Paid Ground-Station Control Operators and Amateur Satellites

Paid personnel are not allowed to be control operator or license grantee of Amateur Satellites. In the United States, this means that a paid employee of the sponsoring organization of the satellite, for example a professor at the university that has built the satellite, can not be a control operator or the license grantee.

I recently corresponded with our IARU Divison 2 representatives regarding this issue. Thanks to Edson W. R. Pereira PY2SDR and Ray Soifer W2RS for this information:

The issue regarding paid operators is due to the definition of the amateur radio service as defined by the ITU.

ARTICLE 1 Terms and definitions

  • No. 1.56 amateur service: A radiocommunication service for the purpose of self-training, intercommunication and technical investigations carried out by amateurs, that is, by duly authorized persons interested in radio technique solely with a personal aim and without pecuniary interest.
  • No. 1.57 amateur-satellite service: A radiocommunication service using space stations on earth satellites for the same purposes as those of the amateur service.
  • No. 1.96 amateur station: A station in the amateur service.

The same definition is used by the FCC: https://www.fcc.gov/wireless/bureau-divisions/mobility-division/amateur-radio-service

The key point here is the term “pecuniary interest” — in otther words, “without financial compensation”. The definition is related to the *operation* of an amateur radio station, as you have stated in your message. Persons, including amateur radio operators, could be financially compensated to design and build amateur satellites, but according to the regulations, as they are presently written, the person cannot be compensated to operate the station.

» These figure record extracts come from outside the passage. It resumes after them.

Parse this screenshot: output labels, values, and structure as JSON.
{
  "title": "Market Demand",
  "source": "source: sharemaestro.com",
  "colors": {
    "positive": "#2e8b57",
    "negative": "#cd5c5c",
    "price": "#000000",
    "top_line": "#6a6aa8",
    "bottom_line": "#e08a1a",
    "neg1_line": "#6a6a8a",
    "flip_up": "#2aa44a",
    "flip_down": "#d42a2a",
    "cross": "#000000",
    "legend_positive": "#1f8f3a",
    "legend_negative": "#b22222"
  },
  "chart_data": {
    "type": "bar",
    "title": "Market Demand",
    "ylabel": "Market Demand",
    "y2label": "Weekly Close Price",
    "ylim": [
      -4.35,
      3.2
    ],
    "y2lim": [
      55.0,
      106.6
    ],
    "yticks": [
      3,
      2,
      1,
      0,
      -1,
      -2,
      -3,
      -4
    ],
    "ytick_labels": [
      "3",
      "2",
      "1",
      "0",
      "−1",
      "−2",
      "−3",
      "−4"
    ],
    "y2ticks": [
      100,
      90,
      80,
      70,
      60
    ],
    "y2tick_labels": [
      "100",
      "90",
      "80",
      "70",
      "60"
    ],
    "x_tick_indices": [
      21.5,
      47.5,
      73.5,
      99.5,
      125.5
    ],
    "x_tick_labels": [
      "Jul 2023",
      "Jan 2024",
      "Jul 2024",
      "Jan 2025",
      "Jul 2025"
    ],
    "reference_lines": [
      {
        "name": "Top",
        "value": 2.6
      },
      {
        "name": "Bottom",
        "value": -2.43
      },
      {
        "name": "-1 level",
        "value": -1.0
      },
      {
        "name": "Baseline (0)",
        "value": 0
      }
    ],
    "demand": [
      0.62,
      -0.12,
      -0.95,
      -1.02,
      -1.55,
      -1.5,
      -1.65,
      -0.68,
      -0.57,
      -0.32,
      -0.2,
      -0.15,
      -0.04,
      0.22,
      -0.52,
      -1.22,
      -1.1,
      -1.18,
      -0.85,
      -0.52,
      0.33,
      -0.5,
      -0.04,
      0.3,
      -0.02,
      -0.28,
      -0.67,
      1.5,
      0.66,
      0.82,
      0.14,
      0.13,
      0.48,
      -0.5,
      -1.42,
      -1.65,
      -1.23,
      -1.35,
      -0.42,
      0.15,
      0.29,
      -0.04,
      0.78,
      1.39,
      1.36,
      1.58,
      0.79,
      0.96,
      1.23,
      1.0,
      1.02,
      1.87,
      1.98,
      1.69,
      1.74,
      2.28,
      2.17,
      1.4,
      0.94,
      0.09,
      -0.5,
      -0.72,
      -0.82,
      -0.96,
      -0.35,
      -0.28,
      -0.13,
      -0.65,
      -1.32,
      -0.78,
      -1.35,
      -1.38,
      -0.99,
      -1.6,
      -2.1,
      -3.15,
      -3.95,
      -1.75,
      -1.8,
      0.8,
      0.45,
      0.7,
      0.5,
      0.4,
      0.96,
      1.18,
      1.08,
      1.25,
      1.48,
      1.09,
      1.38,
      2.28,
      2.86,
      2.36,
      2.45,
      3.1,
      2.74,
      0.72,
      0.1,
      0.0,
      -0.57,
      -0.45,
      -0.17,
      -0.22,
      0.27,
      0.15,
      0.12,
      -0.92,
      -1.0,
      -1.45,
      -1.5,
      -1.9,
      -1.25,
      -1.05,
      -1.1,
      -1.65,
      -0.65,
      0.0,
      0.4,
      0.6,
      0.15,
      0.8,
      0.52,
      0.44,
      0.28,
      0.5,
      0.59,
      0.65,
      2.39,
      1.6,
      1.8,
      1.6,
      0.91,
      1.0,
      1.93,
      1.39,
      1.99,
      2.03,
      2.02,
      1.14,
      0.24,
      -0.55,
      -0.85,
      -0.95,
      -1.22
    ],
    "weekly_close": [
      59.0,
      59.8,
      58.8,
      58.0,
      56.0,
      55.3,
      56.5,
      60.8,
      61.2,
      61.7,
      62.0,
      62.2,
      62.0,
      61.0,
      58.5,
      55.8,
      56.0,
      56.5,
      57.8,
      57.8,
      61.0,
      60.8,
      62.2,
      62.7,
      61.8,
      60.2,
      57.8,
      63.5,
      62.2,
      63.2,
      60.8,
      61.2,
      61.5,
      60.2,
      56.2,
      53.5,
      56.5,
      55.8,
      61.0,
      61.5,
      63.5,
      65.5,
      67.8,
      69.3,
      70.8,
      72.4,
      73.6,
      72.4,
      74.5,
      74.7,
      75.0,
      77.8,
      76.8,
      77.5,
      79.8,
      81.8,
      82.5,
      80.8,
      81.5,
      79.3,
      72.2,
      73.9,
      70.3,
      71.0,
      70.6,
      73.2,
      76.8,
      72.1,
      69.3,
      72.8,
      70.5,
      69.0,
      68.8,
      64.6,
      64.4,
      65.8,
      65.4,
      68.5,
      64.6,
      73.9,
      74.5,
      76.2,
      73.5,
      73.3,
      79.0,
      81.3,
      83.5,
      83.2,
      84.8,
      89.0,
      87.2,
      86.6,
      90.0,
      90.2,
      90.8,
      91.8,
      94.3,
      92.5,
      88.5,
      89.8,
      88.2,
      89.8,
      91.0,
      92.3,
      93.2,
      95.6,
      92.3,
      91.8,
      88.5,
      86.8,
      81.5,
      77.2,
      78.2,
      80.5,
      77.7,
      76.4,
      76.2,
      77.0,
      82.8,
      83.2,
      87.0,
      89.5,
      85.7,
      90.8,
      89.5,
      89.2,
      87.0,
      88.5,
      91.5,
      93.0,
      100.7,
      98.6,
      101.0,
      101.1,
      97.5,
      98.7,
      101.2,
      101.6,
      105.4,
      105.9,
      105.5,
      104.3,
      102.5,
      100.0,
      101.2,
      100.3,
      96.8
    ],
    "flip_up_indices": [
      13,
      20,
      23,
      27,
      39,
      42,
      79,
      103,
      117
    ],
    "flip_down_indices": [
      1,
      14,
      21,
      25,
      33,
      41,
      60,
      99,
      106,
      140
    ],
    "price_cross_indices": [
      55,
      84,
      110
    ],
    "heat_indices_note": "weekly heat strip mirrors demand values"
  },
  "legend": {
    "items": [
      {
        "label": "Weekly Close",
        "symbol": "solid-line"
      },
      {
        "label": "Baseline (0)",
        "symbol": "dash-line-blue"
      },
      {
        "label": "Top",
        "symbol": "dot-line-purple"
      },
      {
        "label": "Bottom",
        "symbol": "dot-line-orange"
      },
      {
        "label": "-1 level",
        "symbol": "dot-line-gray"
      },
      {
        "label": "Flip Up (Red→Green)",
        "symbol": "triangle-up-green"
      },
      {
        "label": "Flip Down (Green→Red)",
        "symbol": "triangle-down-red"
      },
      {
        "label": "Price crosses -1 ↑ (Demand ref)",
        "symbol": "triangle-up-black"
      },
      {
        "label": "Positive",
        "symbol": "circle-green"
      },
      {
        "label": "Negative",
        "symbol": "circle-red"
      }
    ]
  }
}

 If the station will operate under a US FCC amateur license, the control operator may not be an employee of the sponsoring organization, whether or not he is being directly compensated for operating the station.  The license grantee is also deemed to be the operator of the space station operating under his license.
For those reasons, FCC licenses most Cubesats as experimental, not amateur.  Experimental licenses do permit operators to be compensated.  However, experimental stations may not communicate with amateur stations.